Top 5 Traditional Romanian Dishes

Wednesday, January 13, 2016


(As chosen by our resident trade marketing executive and full-time Romanian)

Salata Boeuf

This decorative masterpiece is as deceptive is it is delicious; just don’t expect a caramel centre! Arranged in the style of a delicate cake, this eye-catching centrepiece is actually a savoury beef salad made for holiday feasts like Christmas, New Year and Easter. Ever flexible, the dish can be served as a starter, side dish or as a meal all of its own and is comprised of beef (or turkey), pickles, carrots, potatoes, peas, a heap of mayonnaise and optional extras.

Suffice to say, the salata boeuf is not the sort of salad you might see on any weight watchers diet plan, but if you want to show off at a dinner party it’s a novel feast for the eyes as well as the stomach!

Tochitura Moldoveneasca La Ceaun

If you’re aiming for a placeholder traditional Romanian dish, then look no further than tochitura moldoveneasca la ceaun. In truth its popularity is such that each region of Romania has its own take, from transilvanyan tochitura to dobrogean tochitura but with the bias of my advisor in mind it’s the moldavian tochitura that we’re going for today.

This braised pork loin dish also includes smoked pork sausages and is complimented by a side of boiled corn meal (similar to polenta), cheese and a fried egg. It’d be well worth a tour around the country if only to discover your favourite spin on this true Romanian classic.

Sarmale Cu Mamaliga Si Smantana

If you liked the look of the luminescent yellow polenta, then perhaps you’ll consider it alongside these Romanian cabbage rolls with a touch of sour cream. The intricate rolls are actually filled with a mixture of ground pork (and occasionally beef), rice and various herbs and spices before being wrapped in pickled cabbage leaves and baked.

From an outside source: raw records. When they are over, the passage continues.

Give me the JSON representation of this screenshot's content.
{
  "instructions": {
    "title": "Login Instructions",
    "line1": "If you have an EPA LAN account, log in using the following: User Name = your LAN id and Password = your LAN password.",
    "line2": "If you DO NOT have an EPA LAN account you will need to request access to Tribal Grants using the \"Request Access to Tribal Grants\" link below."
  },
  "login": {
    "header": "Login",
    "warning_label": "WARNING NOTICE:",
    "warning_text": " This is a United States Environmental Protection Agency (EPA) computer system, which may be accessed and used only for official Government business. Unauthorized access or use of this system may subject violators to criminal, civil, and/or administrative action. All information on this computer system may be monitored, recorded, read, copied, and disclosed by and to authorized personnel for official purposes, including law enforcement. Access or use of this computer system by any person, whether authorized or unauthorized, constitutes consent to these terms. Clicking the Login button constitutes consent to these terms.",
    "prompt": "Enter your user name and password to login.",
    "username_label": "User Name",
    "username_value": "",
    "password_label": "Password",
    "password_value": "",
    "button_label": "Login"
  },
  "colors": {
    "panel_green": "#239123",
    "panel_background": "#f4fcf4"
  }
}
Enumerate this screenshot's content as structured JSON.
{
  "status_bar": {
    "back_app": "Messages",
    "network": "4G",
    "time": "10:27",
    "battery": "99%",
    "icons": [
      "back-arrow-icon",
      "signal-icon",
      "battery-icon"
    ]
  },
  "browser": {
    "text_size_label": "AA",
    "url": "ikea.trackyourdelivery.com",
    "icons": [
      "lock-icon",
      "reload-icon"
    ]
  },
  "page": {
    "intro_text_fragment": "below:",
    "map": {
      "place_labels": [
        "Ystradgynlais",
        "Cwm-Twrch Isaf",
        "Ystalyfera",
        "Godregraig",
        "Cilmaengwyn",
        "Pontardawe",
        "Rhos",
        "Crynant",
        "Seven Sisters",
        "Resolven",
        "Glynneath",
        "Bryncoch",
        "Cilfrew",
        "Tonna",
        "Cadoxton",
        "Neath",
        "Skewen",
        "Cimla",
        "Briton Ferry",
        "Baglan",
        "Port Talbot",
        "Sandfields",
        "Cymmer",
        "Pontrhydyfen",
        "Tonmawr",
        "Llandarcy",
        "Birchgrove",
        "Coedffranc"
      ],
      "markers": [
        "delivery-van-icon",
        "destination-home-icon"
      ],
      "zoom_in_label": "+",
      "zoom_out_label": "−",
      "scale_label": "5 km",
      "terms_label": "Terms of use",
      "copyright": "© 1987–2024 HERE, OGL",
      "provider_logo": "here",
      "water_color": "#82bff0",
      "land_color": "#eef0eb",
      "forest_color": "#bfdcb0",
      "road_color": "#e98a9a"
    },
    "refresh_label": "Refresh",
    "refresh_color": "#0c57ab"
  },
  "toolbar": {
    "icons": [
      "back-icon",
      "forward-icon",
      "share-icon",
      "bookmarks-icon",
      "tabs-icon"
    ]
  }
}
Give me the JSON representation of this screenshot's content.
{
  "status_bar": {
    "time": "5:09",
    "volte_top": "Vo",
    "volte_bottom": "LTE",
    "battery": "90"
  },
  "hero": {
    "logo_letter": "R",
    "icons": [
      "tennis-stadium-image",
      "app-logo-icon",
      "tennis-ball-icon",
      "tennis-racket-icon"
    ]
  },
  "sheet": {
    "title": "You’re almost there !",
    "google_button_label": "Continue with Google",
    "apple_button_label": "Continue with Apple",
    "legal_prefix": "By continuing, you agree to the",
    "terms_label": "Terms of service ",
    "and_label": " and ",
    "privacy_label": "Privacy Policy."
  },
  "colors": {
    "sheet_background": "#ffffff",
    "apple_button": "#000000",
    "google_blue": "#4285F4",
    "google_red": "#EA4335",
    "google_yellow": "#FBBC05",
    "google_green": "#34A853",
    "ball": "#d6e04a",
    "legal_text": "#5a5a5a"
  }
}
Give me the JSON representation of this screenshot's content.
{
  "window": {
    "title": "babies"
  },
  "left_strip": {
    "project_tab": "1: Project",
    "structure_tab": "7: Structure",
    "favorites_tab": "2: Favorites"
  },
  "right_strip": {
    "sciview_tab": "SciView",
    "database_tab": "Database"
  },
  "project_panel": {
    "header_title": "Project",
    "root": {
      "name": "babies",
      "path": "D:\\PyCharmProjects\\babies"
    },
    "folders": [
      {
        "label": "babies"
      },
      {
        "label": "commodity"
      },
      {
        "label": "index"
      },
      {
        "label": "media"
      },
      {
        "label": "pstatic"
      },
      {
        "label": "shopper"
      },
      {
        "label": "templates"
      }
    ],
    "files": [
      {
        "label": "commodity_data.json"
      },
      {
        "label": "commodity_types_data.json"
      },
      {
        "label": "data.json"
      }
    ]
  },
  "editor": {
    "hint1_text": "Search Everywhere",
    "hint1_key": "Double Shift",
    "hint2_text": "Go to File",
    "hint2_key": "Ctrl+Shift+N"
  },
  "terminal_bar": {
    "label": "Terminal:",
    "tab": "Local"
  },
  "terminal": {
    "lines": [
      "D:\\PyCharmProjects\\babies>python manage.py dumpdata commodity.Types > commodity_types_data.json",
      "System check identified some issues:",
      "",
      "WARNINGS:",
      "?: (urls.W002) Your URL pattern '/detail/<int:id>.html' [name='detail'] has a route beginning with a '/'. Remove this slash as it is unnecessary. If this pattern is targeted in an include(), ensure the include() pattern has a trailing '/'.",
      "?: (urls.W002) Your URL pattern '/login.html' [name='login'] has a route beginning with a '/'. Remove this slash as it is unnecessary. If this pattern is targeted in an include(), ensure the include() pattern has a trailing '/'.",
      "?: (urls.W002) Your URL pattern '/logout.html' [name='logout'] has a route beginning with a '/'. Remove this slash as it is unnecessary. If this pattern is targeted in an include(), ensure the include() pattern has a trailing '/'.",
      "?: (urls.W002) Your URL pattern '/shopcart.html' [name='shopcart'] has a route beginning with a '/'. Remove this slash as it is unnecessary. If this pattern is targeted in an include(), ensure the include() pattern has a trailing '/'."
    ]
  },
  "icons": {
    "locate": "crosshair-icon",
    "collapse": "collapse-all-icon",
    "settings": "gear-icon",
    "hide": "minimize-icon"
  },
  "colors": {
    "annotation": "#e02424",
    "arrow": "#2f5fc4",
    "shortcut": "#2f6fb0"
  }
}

Apparently for an even more traditional feel and a gourmet taste, the sarmale should be cooked in a cast iron cauldron over a small fire and then allowed to sit for 2 to 3 days.

Racituri De Curcan

Set in gelatine made from meat stock or a consommé, this turkey aspic (or piftie) can actually be made using any one of a selection of different boiled meats mixed with onions, carrots, celery, eggs, garlic and bay leaves. Enjoy!

Ciorba Radauteana

No list of Romanian food would be complete without some sort of soup, just as no full traditional Romanian meal would be quite complete without one. Hailing from the Suceava County on the northern border with Ukraine, ciorba radauteana is a sharp tasting soup made up predominantly of chicken breast strips, assorted vegetables, potatoes, egg yolks, sour cream, vinegar, flour and garlic. What are you waiting for? If you haven’t tried any of the above before, pluck up the courage, do some googling, and let us know how you get on!